今回はこうした、相手の言いたいことを整理したり、まとめたりして、リーダーとしてうまく会話を続けていくコツをご紹介します。

文末に「ね」「よ」をつけて相手にバトンを渡す

ポイントは3つあります。1つ目は文末の工夫です。たとえば「ここがポイントです」と言いたいとき、「ここがポイントですね」あるいは「ここがポイントですよ」と、会話の最後に「ね」や「よ」をつけると女性らしさが出ます。同時に「ね」や「よ」は、会話の橋渡しの役割も果たします。まだ自分の意見を言い終わっていないときは「ね」や「よ」をつけません。そろそろ終わりに近づいて、あなたの意見を聞くよ、話を振るよ、というときに「ね」や「よ」をつけます。「ね」や「よ」が相手に渡すバトンになるのです。

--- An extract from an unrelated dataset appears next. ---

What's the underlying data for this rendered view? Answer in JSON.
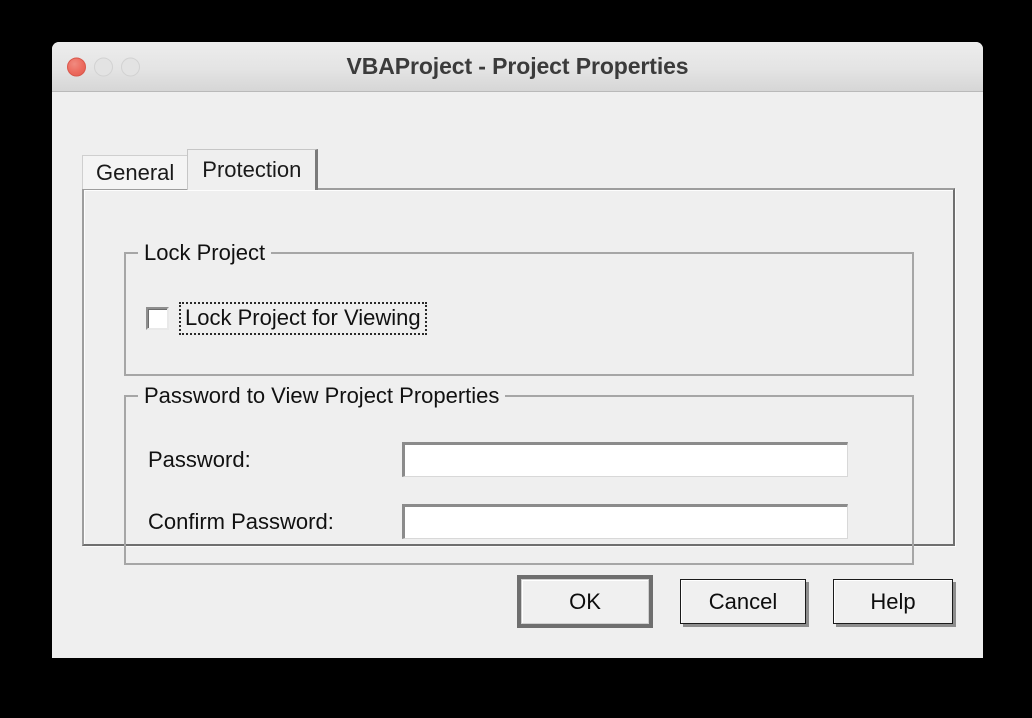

以前、大みそかのテレビ番組でこんな光景を目にしました。日付が変わるまであと30秒。男性のアナウンサーが女性のアナウンサーに「さあ、いよいよですね」と振りました。それを受けて、女性アナウンサーは「そうですね、期待が高まりますね」と返しました。それに対して男性が「ねえ」、そしてまた女性が「ねっ」と、そこから「ね」の応酬。それで0時になる1秒前まで時間をもたせたのです。

さすがなのは「ねっ」や「ねぇ」など、「ね」のバリエーションがいろいろあったこと。「ね」という1音だけでも十分に会話が成立するのだと、そのテレビ番組でしみじみ感じました。文末の「ね」と単体の「ね」、いずれも「あなたはそう思いませんか?」という英語の“don't you?”の意味合いを含んでいます。ですから、自分で意識して「ね」をつけるところとつけないところを分けましょう。これが1つ目のポイントです。

2つ目のポイントは、この「ね」と言うときに相手に向かって自分の手を出すこと。「○○さんもそうですよね」と、意見を聞きたいときは、相手側に手のひらを見せます。もっとやわらかくしたいときは「○○ですよねぇ」と手の甲をひっくり返してから、手のひらを見せる。

「ね」と手のひら見せのダブル使いをすると、いかにも「はい、私の番は終わりました。次に、あなたの考えは?」という感じで相手に話を振ることができます。「ね」を文末につけるのが、言語表現(Verbal)だとすると、手をつけるのは非言語表現(Nonverbal)なのです。